У себя на столе мы с Грэхемом обнаружили целую коллекцию губок, которые — как мы быстро разобрались, — постоянно требовались для удаления лишней жидкости в ходе анатомирования. Губки очень часто приходилось выжимать. Под столом стояло ведро из нержавеющей стали, куда по завершении работ следовало собирать фрагменты тканей. Все части тела должны были оставаться вместе, даже мелкие обрезки кожи и мышц, чтобы при последующей отправке на похороны или кремацию оно было максимально целостным. Молчаливым стражником рядом с нами, застывшим в ожидании, стоял еще один важный учитель: человеческий скелет, с помощью которого мы могли разобраться, что находится у Генри под кожей и мускулами.
Первым навыком, которым нам предстояло овладеть, желательно не отрезав себе пальцы, было надевание лезвия скальпеля на ручку. Для этого следовало совместить тонкую бороздку на лезвии с краем ручки, а потом пинцетом завести его внутрь до щелчка, для чего требовалась немалая ловкость и тренировка. То же самое казалось его извлечения. Мне не раз приходила в голову мысль, что крепление можно было и усовершенствовать.
Если вы режете труп и вдруг замечаете, что из него течет ярко-красная артериальная кровь, помните, что кровотечений у трупов не бывает. Вы просто разрезали себе палец. Лезвия скальпелей такие острые, а в помещении так холодно, что вы не чувствуете, как порезались. Поэтому первым признаком нанесенной травмы становится алая кровь, растекающаяся по бежевой забальзамированной коже. Заражение вам, скорее всего, не грозит, поскольку труп забальзамирован, а значит, его ткани практически стерильны. Тем не менее управляться с острыми маленькими лезвиями, когда пальцы у вас холодные и скользкие от подкожного жира, весьма нелегко. В настоящее время мы тщательно следим за тем, чтобы в анатомическом театре постоянно имелся запас пластырей и хирургических перчаток.
Когда лезвие, наконец, насажено на ручку, а из порезанного пальца перестала течь кровь, вы склоняетесь над столом и тут же ощущаете, как глаза начинают слезиться от густых паров формалина. В руководстве сказано, где резать, но ничего не говорится о том, как глубоко и с каким нажимом. Никто не напоминает вам для начала «прощупать» Генри, чтобы разобраться, откуда резать и куда, все инструкции кажутся какой-то бессмыслицей. Вам становится страшно и слегка неловко. Вы замираете, готовясь сделать первый надрез, в центре грудины, от впадины у основания шеи до нижнего края грудной клетки. Кто будет резать, а кто смотреть? Руки трясутся. Этот первый надрез остается в памяти у каждого студента, каким бы искушенным он ни притворялся. Я и сейчас, прикрыв глаза, с легкостью могу вспомнить, как это было, и как невозмутимо Генри перенес наше неумелое вмешательство.

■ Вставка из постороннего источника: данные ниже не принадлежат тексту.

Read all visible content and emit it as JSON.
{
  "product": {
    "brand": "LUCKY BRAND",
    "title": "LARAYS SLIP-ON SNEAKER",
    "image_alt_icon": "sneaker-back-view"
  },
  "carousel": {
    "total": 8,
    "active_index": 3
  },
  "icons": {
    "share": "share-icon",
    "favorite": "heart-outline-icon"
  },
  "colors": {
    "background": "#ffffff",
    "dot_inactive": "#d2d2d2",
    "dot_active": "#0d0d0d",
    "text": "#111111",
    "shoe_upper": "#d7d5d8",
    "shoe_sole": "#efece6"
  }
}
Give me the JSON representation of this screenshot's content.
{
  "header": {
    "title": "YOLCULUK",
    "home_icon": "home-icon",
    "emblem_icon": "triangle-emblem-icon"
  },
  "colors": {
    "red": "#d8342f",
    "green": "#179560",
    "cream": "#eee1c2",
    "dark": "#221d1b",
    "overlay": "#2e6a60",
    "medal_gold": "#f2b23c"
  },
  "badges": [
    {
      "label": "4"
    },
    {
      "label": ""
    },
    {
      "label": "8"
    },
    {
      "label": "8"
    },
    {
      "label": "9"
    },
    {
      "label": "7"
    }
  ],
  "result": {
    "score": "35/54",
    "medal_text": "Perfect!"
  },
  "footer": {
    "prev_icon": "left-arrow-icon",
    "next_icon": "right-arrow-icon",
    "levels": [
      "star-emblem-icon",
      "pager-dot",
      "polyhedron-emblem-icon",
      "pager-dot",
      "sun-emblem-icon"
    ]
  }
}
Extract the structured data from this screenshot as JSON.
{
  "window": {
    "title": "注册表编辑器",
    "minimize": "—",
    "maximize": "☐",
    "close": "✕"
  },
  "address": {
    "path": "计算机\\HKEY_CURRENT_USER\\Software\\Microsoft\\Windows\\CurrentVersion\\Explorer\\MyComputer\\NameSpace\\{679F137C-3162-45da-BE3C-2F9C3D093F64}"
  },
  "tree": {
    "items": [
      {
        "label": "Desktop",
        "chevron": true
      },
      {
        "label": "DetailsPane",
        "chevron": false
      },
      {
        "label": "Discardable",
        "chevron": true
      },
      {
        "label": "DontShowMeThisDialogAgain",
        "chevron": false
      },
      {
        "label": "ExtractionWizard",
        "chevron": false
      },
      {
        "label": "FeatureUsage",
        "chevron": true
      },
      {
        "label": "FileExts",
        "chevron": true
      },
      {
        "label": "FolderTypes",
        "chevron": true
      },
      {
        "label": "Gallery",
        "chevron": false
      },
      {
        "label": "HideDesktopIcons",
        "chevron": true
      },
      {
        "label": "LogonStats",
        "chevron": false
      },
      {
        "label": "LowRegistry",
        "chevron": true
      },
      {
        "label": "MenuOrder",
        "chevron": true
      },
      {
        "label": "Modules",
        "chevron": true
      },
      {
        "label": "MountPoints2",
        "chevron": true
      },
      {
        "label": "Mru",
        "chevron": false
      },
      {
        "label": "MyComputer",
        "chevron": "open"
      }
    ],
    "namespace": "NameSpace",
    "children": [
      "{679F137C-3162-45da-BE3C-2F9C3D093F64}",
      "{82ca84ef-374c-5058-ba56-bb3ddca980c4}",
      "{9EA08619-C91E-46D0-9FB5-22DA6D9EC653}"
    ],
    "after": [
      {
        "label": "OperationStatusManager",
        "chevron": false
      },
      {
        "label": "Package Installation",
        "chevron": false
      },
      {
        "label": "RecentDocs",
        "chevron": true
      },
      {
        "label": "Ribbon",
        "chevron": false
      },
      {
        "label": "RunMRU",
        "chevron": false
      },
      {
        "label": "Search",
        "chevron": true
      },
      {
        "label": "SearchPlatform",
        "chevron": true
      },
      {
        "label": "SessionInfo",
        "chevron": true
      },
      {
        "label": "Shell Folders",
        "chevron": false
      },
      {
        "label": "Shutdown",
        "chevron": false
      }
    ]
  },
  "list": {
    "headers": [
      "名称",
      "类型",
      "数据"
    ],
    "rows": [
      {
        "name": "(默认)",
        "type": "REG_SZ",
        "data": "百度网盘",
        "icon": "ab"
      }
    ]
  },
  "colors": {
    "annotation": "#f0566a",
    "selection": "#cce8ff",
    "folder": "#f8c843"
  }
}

Пока твой безмолвный учитель лежит перед тобой, дожидаясь прикосновения скальпеля, ты про себя извиняешься перед ним за то, что собираешься сделать, потому что боишься все испортить. Скальпель в правой руке, щипцы в левой… на какую глубину прорезать? Не случайно большинство студентов начинают разрез с грудины. Костная ткань здесь так близко подходит к коже, что, как бы вы ни старались, испортить практически ничего нельзя. Нельзя прорезать слишком глубоко. Вы опускаете лезвие и осторожно проводите по грудине, оставляя тоненький бледный след.
Удивительно, насколько легко режется кожа. На ощупь она гладкая, прохладная и влажная, и, по мере того как она отделяется от тканей, под лезвием вы можете заметить бледно-желтый слой подкожного жира. Теперь уже чуть более уверенно, вы режете от грудины в стороны, вдоль ключиц, по направлению к плечу — выполняете свое первое вскрытие. Столько тревожного предвкушения, а потом в один момент — раз! — и все закончено. Мир вокруг словно замирает. Вас охватывает невероятное облегчение; только в этот момент вы понимаете, что в течение всего процесса вообще не дышали. Сердце колотится, в крови бушует адреналин, и вы с удивлением осознаете, что теперь испытываете не страх, а огромный интерес.